Negrete A, Shiloach J - Microb. Cell Fact. (2015)

Bottom Line: It was reported that at mild acidic conditions (pH 5.8), the Hfq-associated sRNA GadY is activated.After analyzing 17 genes associated with acid stress, it was found that at pH 7.0 LDS was expressed in the early exponential phase and GDS was expressed in the late exponential phase in both strains.The expression of GadY also decreases acetate production regardless of pH, which decreases the inhibitory effect of this acid on bacterial growth.

View Article: PubMed Central - PubMed

Affiliation: Biotechnology Core Laboratory, National Institute of Diabetes and Digestive and Kidney Diseases, National Institutes of Health, Building 14A Room 173, Bethesda, MD, 20892, USA.

ABSTRACT

Background: Escherichia coli responds to acid stress by applying various physiological, metabolic, and proton-consuming mechanisms depending on the growth media composition, cell density, growth phase, pH, and aerobic or anaerobic growth conditions. It was reported that at mild acidic conditions (pH 5.8), the Hfq-associated sRNA GadY is activated. It was also reported that the two decarboxylase systems-the lysine decarboxylase system (LDS) and the glutamate decarboxylase system (GDS)-are activated to maintain intracellular balance of protons. The purpose of this study was to establish the role of GadY in high density growth of E. coli and to evaluate the possibility of using this small RNA to create an acid-resistant strain suitable for industrial applications.

Results: Parental E. coli K-12 and constitutively expressing GadY strains were grown to high cell densities in a bioreactor at pH 7.0 and pH 6.0. At pH 7.0, both strains grew to similar cell densities of 43 OD, but the constitutively expressing GadY strain produced around 6 g/L acetate compared with 10 g/L by the parental strain.
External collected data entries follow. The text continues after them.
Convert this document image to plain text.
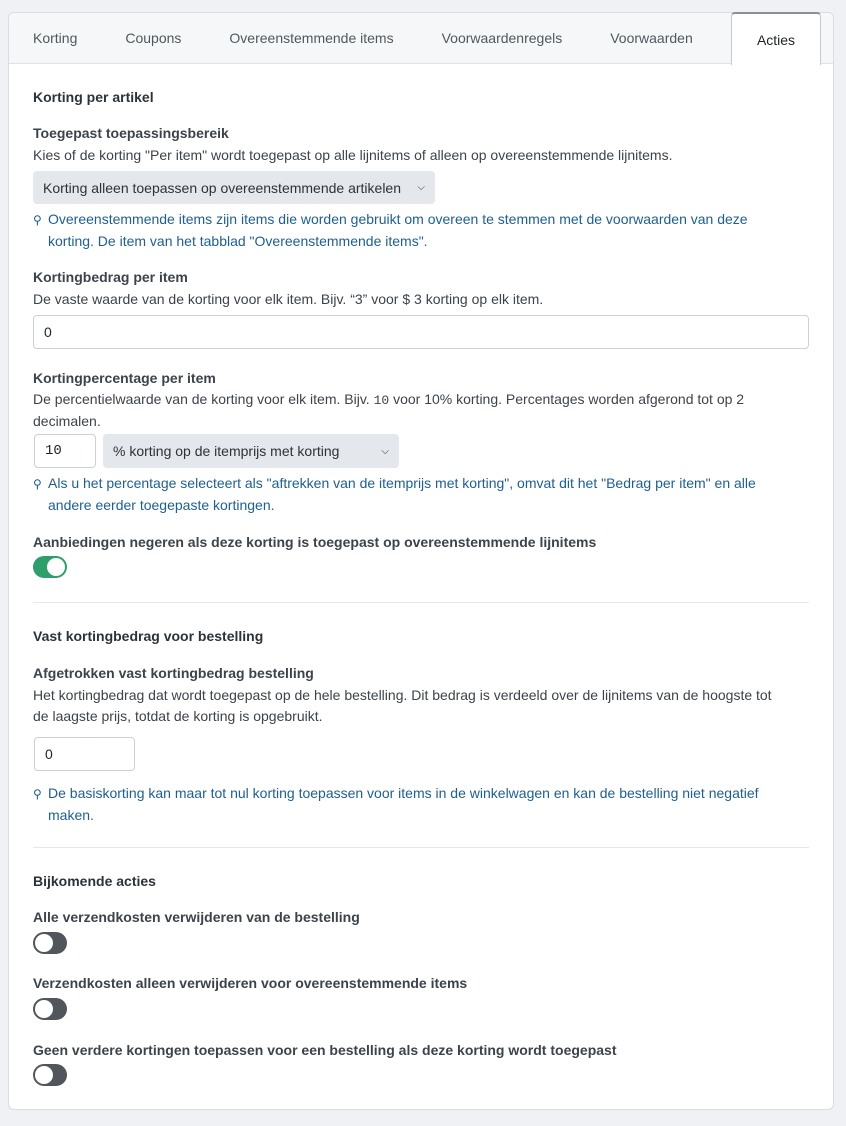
Korting	Coupons	Overeenstemmende items	Voorwaardenregels	Voorwaarden	Acties
Korting per artikel
Toegepast toepassingsbereik
Kies of de korting "Per item" wordt toegepast op alle lijnitems of alleen op overeenstemmende lijnitems.
Korting alleen toepassen op overeenstemmende artikelen ⌵
⚲ Overeenstemmende items zijn items die worden gebruikt om overeen te stemmen met de voorwaarden van deze
korting. De item van het tabblad "Overeenstemmende items".
Kortingbedrag per item
De vaste waarde van de korting voor elk item. Bijv. “3” voor $ 3 korting op elk item.
0
Kortingpercentage per item
De percentielwaarde van de korting voor elk item. Bijv. 10 voor 10% korting. Percentages worden afgerond tot op 2
decimalen.
10	% korting op de itemprijs met korting	⌵
⚲ Als u het percentage selecteert als "aftrekken van de itemprijs met korting", omvat dit het "Bedrag per item" en alle
andere eerder toegepaste kortingen.
Aanbiedingen negeren als deze korting is toegepast op overeenstemmende lijnitems
Vast kortingbedrag voor bestelling
Afgetrokken vast kortingbedrag bestelling
Het kortingbedrag dat wordt toegepast op de hele bestelling. Dit bedrag is verdeeld over de lijnitems van de hoogste tot
de laagste prijs, totdat de korting is opgebruikt.
0
⚲ De basiskorting kan maar tot nul korting toepassen voor items in de winkelwagen en kan de bestelling niet negatief
maken.
Bijkomende acties
Alle verzendkosten verwijderen van de bestelling
Verzendkosten alleen verwijderen voor overeenstemmende items
Geen verdere kortingen toepassen voor een bestelling als deze korting wordt toegepast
At pH 6.0, the parental strain grew to an OD of 20 and produced 10 g/L of acetate while the GadY strain grew to an average OD of 31 and produced 4 g/L acetate. After analyzing 17 genes associated with acid stress, it was found that at pH 7.0 LDS was expressed in the early exponential phase and GDS was expressed in the late exponential phase in both strains. However, at pH.6.0, GDS was expressed in the late exponential phase only in the parental strain and not in the constitutively expressing GadY strain, while there was no difference in the LDS expression pattern; it was expressed in the early exponential phase in both strains. This indicates that GadY affects GDS expression at low pH since the GDS was not detected in the GadY strain at pH 6.0.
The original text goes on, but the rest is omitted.